Merlín es un cerdo vietnamita -también llamado cerdo panzón- que vive en California, Estados Unidos, con su dueña Mina Alalí, quien le enseño a «hablar» mediante de botones. En su perfil de Instagram, @merlinthepig, cuenta con 1,1 millones de seguidores, lo que le valió un récord certificado por Guinness World Records.
«Sí», «no», «mamá», «papá», «afuera» y «estoy enojado» son algunas de las expresiones que Merlín puede realizar con su hocico y los 25 botones de colores que tiene ubicados en la sala de estar de Mina.
«El primer año con Merlin fue una gran experiencia de aprendizaje para mí. Era mucho más ruidoso (con muchos chillidos agudos) y, obviamente, no estaba entrenado», contó Mina, de acuerdo con un comunicado oficial.

Es que Mina ya tenía experiencia entrenado animales. Como señala en su perfil personal, ella es la «mamá» de Maverick, su perro, y Moo, su vaca; e incluso ya entrenó a Mochi, su dragón barbudo, con comandos típicos de perros: «vení», «choca los cinco».
Los videos de Mochi en TikTok superaron el millón de seguidores y le ganaron a Mina el apodo de «la chica que entrenó a un dragón barbudo». Sin embargo, su sueño siempre fue tener un cerdo.
Cómo un cerdo vietnamita conquistó las redes sociales
Mina adoptó a Merlín en marzo de 2022, cuando tenía dos años y medio. Desde pequeño comenzó a entrenarlo para comunicarse. El método que uso es el refuerzo positivo. A través de comida, le enseñó a decir cosas como «Mamá, ¡buen día! Vegetales por favor».

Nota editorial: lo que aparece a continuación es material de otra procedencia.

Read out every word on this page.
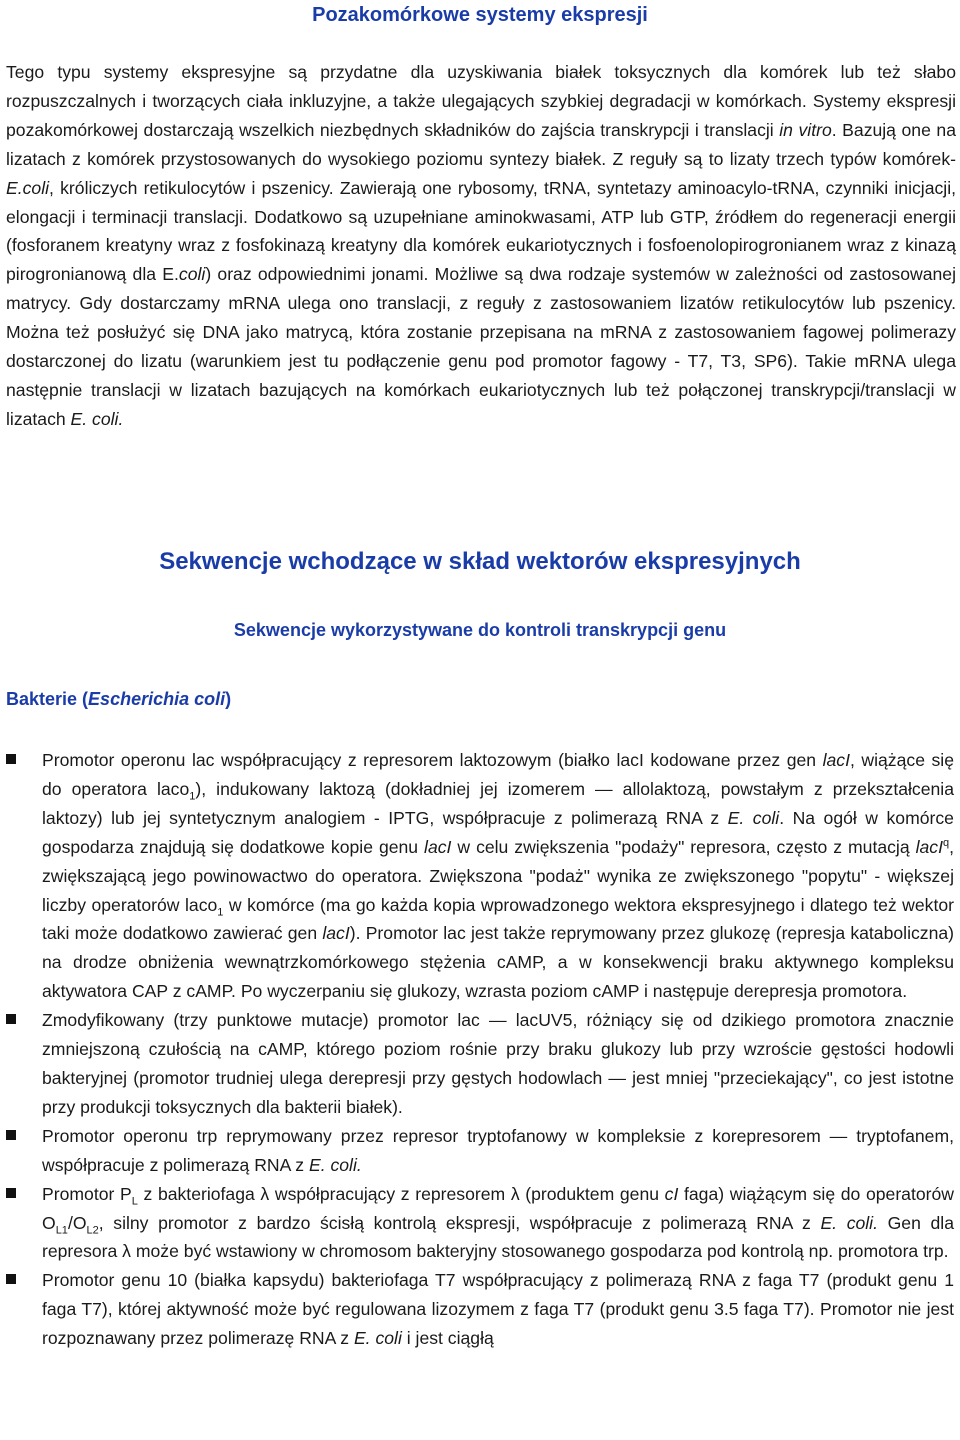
Pozakomórkowe systemy ekspresji

Tego typu systemy ekspresyjne są przydatne dla uzyskiwania białek toksycznych dla komórek lub też słabo rozpuszczalnych i tworzących ciała inkluzyjne, a także ulegających szybkiej degradacji w komórkach. Systemy ekspresji pozakomórkowej dostarczają wszelkich niezbędnych składników do zajścia transkrypcji i translacji in vitro. Bazują one na lizatach z komórek przystosowanych do wysokiego poziomu syntezy białek. Z reguły są to lizaty trzech typów komórek- E.coli, króliczych retikulocytów i pszenicy. Zawierają one rybosomy, tRNA, syntetazy aminoacylo-tRNA, czynniki inicjacji, elongacji i terminacji translacji. Dodatkowo są uzupełniane aminokwasami, ATP lub GTP, źródłem do regeneracji energii (fosforanem kreatyny wraz z fosfokinazą kreatyny dla komórek eukariotycznych i fosfoenolopirogronianem wraz z kinazą pirogronianową dla E.coli) oraz odpowiednimi jonami. Możliwe są dwa rodzaje systemów w zależności od zastosowanej matrycy. Gdy dostarczamy mRNA ulega ono translacji, z reguły z zastosowaniem lizatów retikulocytów lub pszenicy. Można też posłużyć się DNA jako matrycą, która zostanie przepisana na mRNA z zastosowaniem fagowej polimerazy dostarczonej do lizatu (warunkiem jest tu podłączenie genu pod promotor fagowy - T7, T3, SP6). Takie mRNA ulega następnie translacji w lizatach bazujących na komórkach eukariotycznych lub też połączonej transkrypcji/translacji w lizatach E. coli.

Sekwencje wchodzące w skład wektorów ekspresyjnych
Sekwencje wykorzystywane do kontroli transkrypcji genu
Bakterie (Escherichia coli)
Promotor operonu lac współpracujący z represorem laktozowym (białko lacI kodowane przez gen lacI, wiążące się do operatora laco$_1$), indukowany laktozą (dokładniej jej izomerem — allolaktozą, powstałym z przekształcenia laktozy) lub jej syntetycznym analogiem - IPTG, współpracuje z polimerazą RNA z E. coli. Na ogół w komórce gospodarza znajdują się dodatkowe kopie genu lacI w celu zwiększenia "podaży" represora, często z mutacją lacI$^q$, zwiększającą jego powinowactwo do operatora. Zwiększona "podaż" wynika ze zwiększonego "popytu" - większej liczby operatorów laco$_1$ w komórce (ma go każda kopia wprowadzonego wektora ekspresyjnego i dlatego też wektor taki może dodatkowo zawierać gen lacI). Promotor lac jest także reprymowany przez glukozę (represja kataboliczna) na drodze obniżenia wewnątrzkomórkowego stężenia cAMP, a w konsekwencji braku aktywnego kompleksu aktywatora CAP z cAMP. Po wyczerpaniu się glukozy, wzrasta poziom cAMP i następuje derepresja promotora.
Zmodyfikowany (trzy punktowe mutacje) promotor lac — lacUV5, różniący się od dzikiego promotora znacznie zmniejszoną czułością na cAMP, którego poziom rośnie przy braku glukozy lub przy wzroście gęstości hodowli bakteryjnej (promotor trudniej ulega derepresji przy gęstych hodowlach — jest mniej "przeciekający", co jest istotne przy produkcji toksycznych dla bakterii białek).
Promotor operonu trp reprymowany przez represor tryptofanowy w kompleksie z korepresorem — tryptofanem, współpracuje z polimerazą RNA z E. coli.
Promotor $P_L$ z bakteriofaga λ współpracujący z represorem λ (produktem genu cI faga) wiążącym się do operatorów $O_{L1}/O_{L2}$, silny promotor z bardzo ścisłą kontrolą ekspresji, współpracuje z polimerazą RNA z E. coli. Gen dla represora λ może być wstawiony w chromosom bakteryjny stosowanego gospodarza pod kontrolą np. promotora trp.
Promotor genu 10 (białka kapsydu) bakteriofaga T7 współpracujący z polimerazą RNA z faga T7 (produkt genu 1 faga T7), której aktywność może być regulowana lizozymem z faga T7 (produkt genu 3.5 faga T7). Promotor nie jest rozpoznawany przez polimerazę RNA z E. coli i jest ciągłą
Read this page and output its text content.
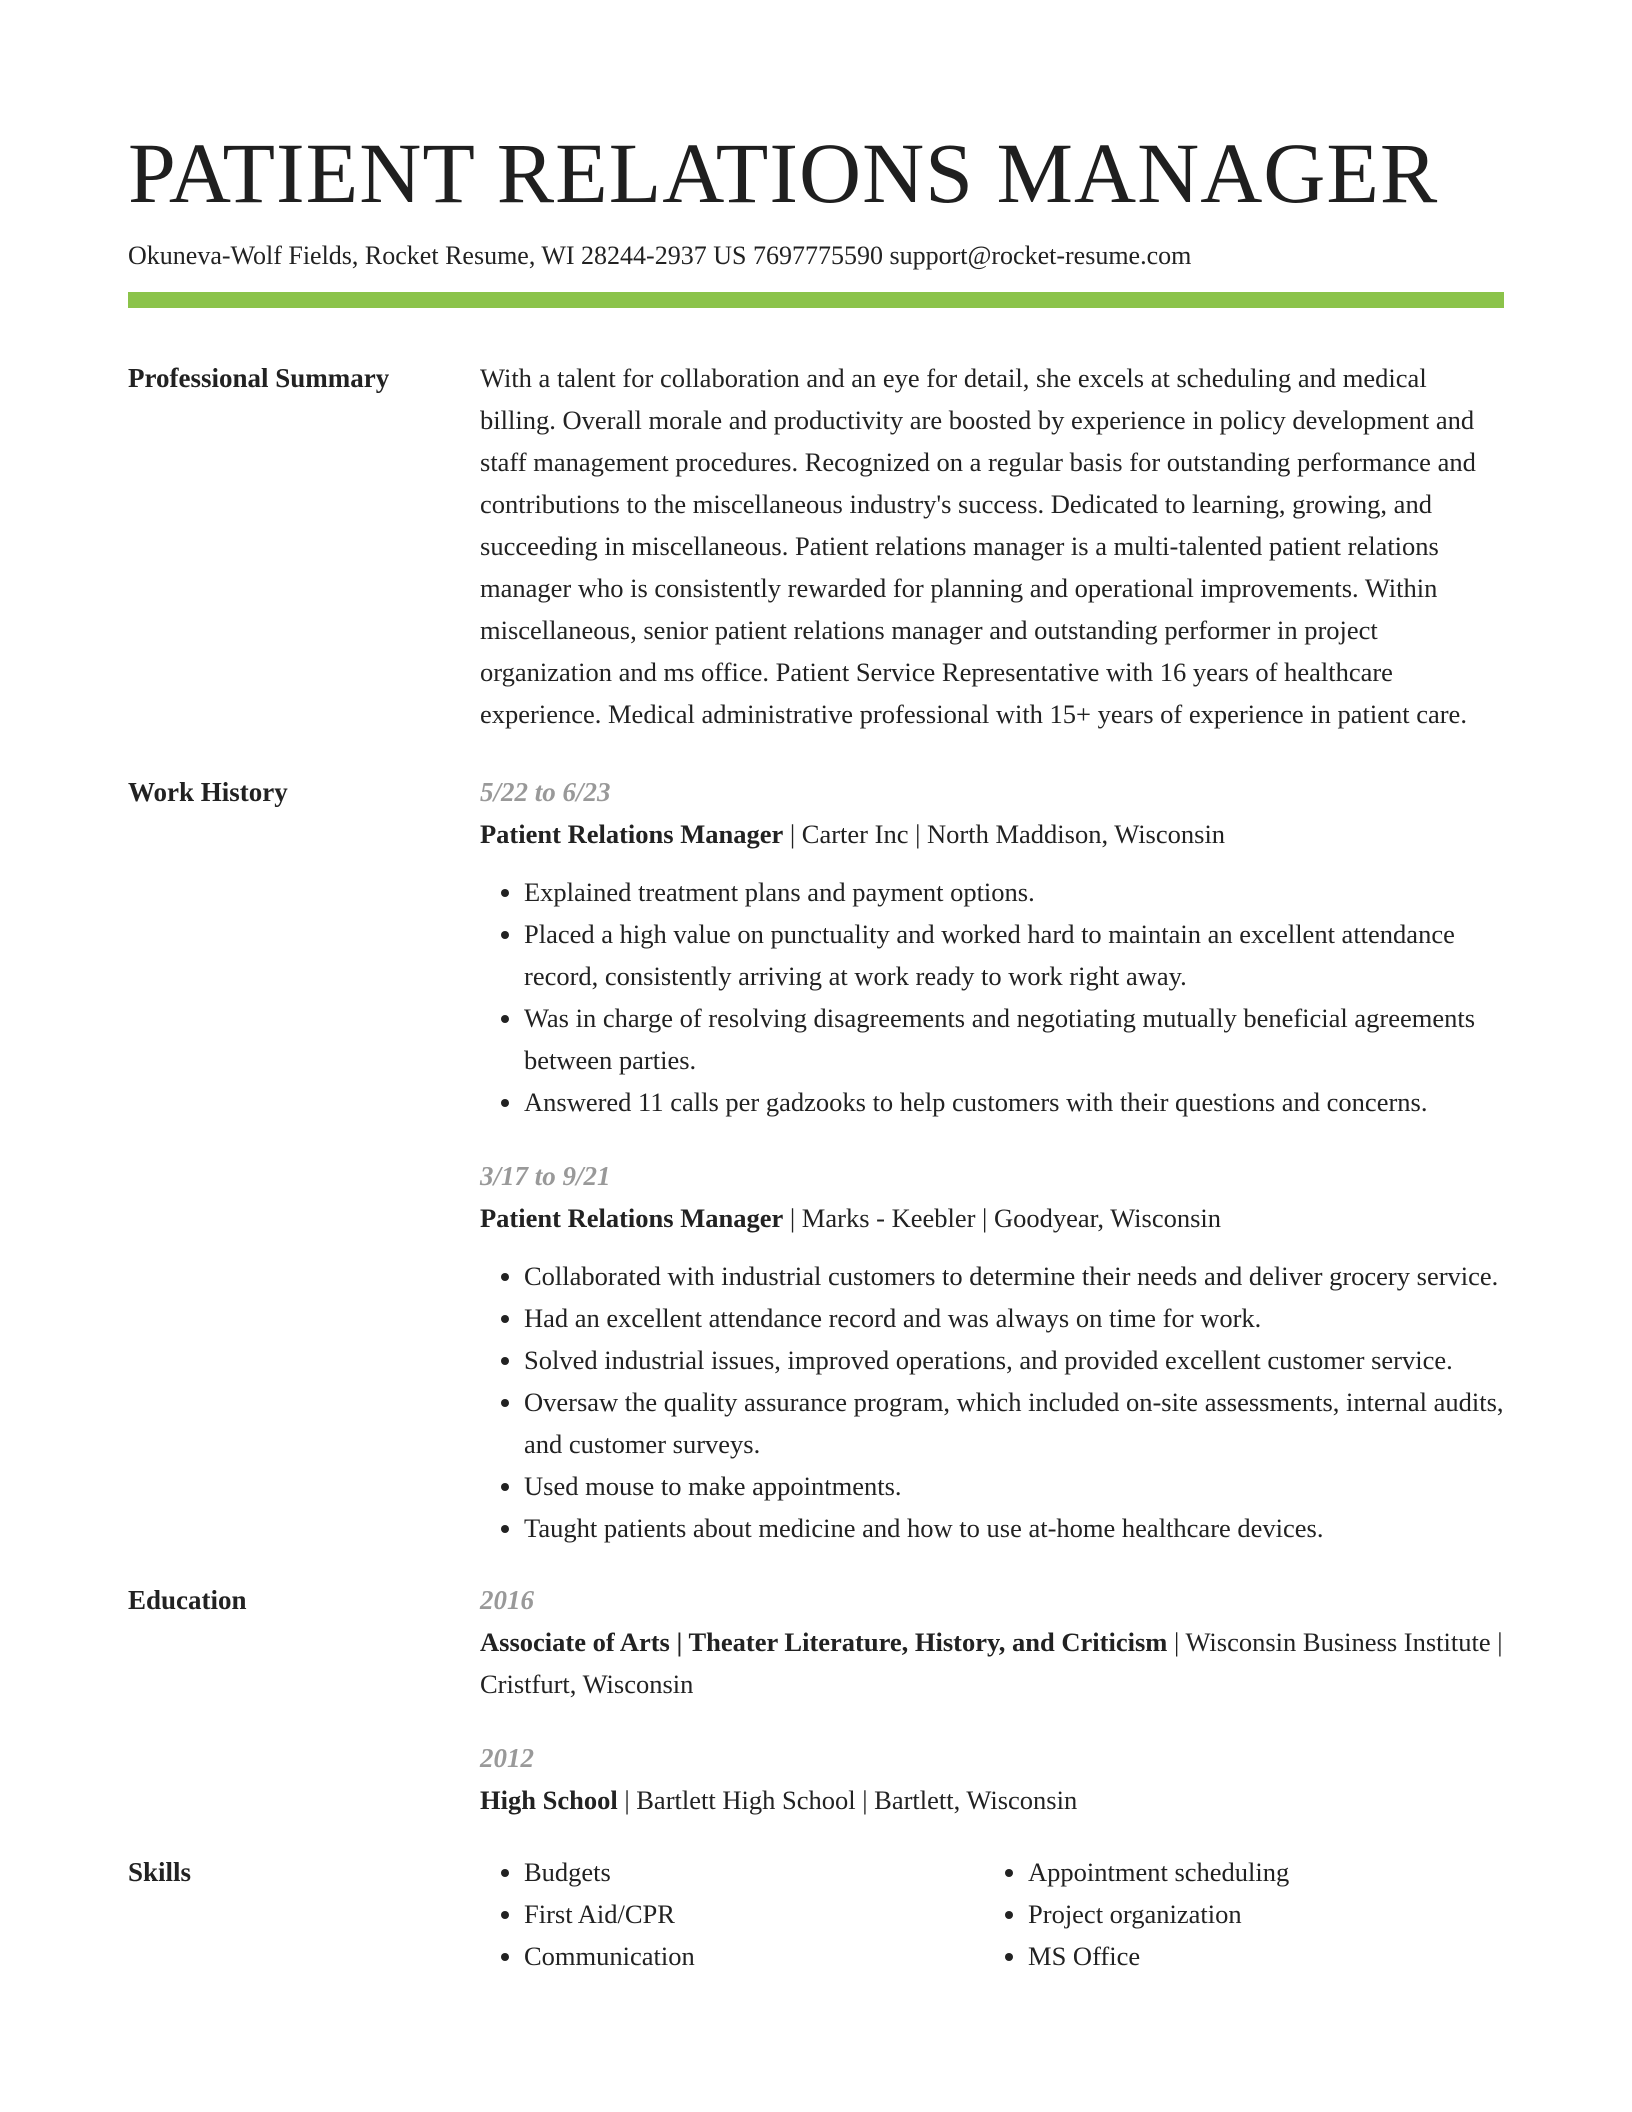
PATIENT RELATIONS MANAGER
Okuneva-Wolf Fields, Rocket Resume, WI 28244-2937 US 7697775590 support@rocket-resume.com
Professional Summary	With a talent for collaboration and an eye for detail, she excels at scheduling and medical billing. Overall morale and productivity are boosted by experience in policy development and staff management procedures. Recognized on a regular basis for outstanding performance and contributions to the miscellaneous industry's success. Dedicated to learning, growing, and succeeding in miscellaneous. Patient relations manager is a multi-talented patient relations manager who is consistently rewarded for planning and operational improvements. Within miscellaneous, senior patient relations manager and outstanding performer in project organization and ms office. Patient Service Representative with 16 years of healthcare experience. Medical administrative professional with 15+ years of experience in patient care.

Work History	5/22 to 6/23

Patient Relations Manager | Carter Inc | North Maddison, Wisconsin

• Explained treatment plans and payment options.
• Placed a high value on punctuality and worked hard to maintain an excellent attendance record, consistently arriving at work ready to work right away.
• Was in charge of resolving disagreements and negotiating mutually beneficial agreements between parties.
• Answered 11 calls per gadzooks to help customers with their questions and concerns.
3/17 to 9/21

Patient Relations Manager | Marks - Keebler | Goodyear, Wisconsin

• Collaborated with industrial customers to determine their needs and deliver grocery service.
• Had an excellent attendance record and was always on time for work.
• Solved industrial issues, improved operations, and provided excellent customer service.
• Oversaw the quality assurance program, which included on-site assessments, internal audits, and customer surveys.
• Used mouse to make appointments.
• Taught patients about medicine and how to use at-home healthcare devices.
Education	2016

Associate of Arts | Theater Literature, History, and Criticism | Wisconsin Business Institute | Cristfurt, Wisconsin

2012

High School | Bartlett High School | Bartlett, Wisconsin

Skills
•	Budgets
• First Aid/CPR
• Communication
• Appointment scheduling
• Project organization
• MS Office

«Requirió mucha paciencia y trabajo, pero lo he amado como a un hijo propio desde el día en que lo adopté, y haría cualquier cosa por él», afirmó.
Ahora, con cuatro años y 82 kilos, Merlín está tan domesticado como cualquier perro o gato. Duerme bajo aire acondicionado, sale a pasear por el centro de la ciudad con correa, pide salir para hacer sus necesidades o jugar su juego favortio: olfatear avena esparcida en el pasto.
El cerdo recibe desayuno y cena todos los días, consume fruta fresca y verduras durante el entrenamiento, y sale a recorrer el centro de la ciudad con la misma naturalidad con la que lo haría un perro.

Además, convive sus «hermanos», Maverick, Moo y Mochi, aunque su mejor amigo es Alcapone, una paloma. «En general, creo que, con paciencia, tiempo y refuerzo positivo, todo es posible con los cerdos. Tienen la capacidad intelectual de un niño de tres a cinco años«, señaló Mina.
Sin embargo, esa inteligencia tiene un lado menos dócil. Merlín no solo presiona botones cuando quiere algo, también hace «hace rabietas», «grita» e incluso «aprendió a golpear puertas» cuando «no consigue lo que quiere».
«Merlin siempre se mantiene atento y motivado cuando hay golosinas de por medio, pero puede frustrarse y ponerse terco, como un niño pequeño», contó su dueña.

Por ejemplo, al menos una vez por semana, Merlín se encierra solo en el cuarto de lavado y golpea el tope de la puerta para expresar frustración. «Escuchamos un ‘boing’ desde el tope de la puerta. Lo hace para expresar su malestar, aunque también tiene un botón que dice ‘estoy enojado'», explicó Mina.
«Merlín tiene una gran variedad de emociones, muy similares a las humanas. Experimenta enojo, frustración, tristeza, felicidad, satisfacción y confusión, igual que nosotros», sostuvo su dueña.
La personalidad única de Merlín
Por su personalidad, destaca no solo en redes sociales: «A esta altura, lo reconocen cada vez que salimos. Mi prometido y yo bromeamos diciendo que es como salir a caminar con Brad Pitt», bromeó Mina.

Además del récord en redes, Merlín obtuvo la certificación de Cerdo Terapeuta por parte de la American Mini Pig Association (AMPA), una organización dedicada a la educación, defensa y protección de los cerdos miniatura como mascotas.
«Estoy orgullosa de que Merlín y yo hayamos reunido tantos seguidores, porque confío en que los videos que creo van a llevar más sonrisas y risas al mundo, y también van a cambiar la forma en que la gente ve a los cerdos, o al ‘ganado'», expresó Mina.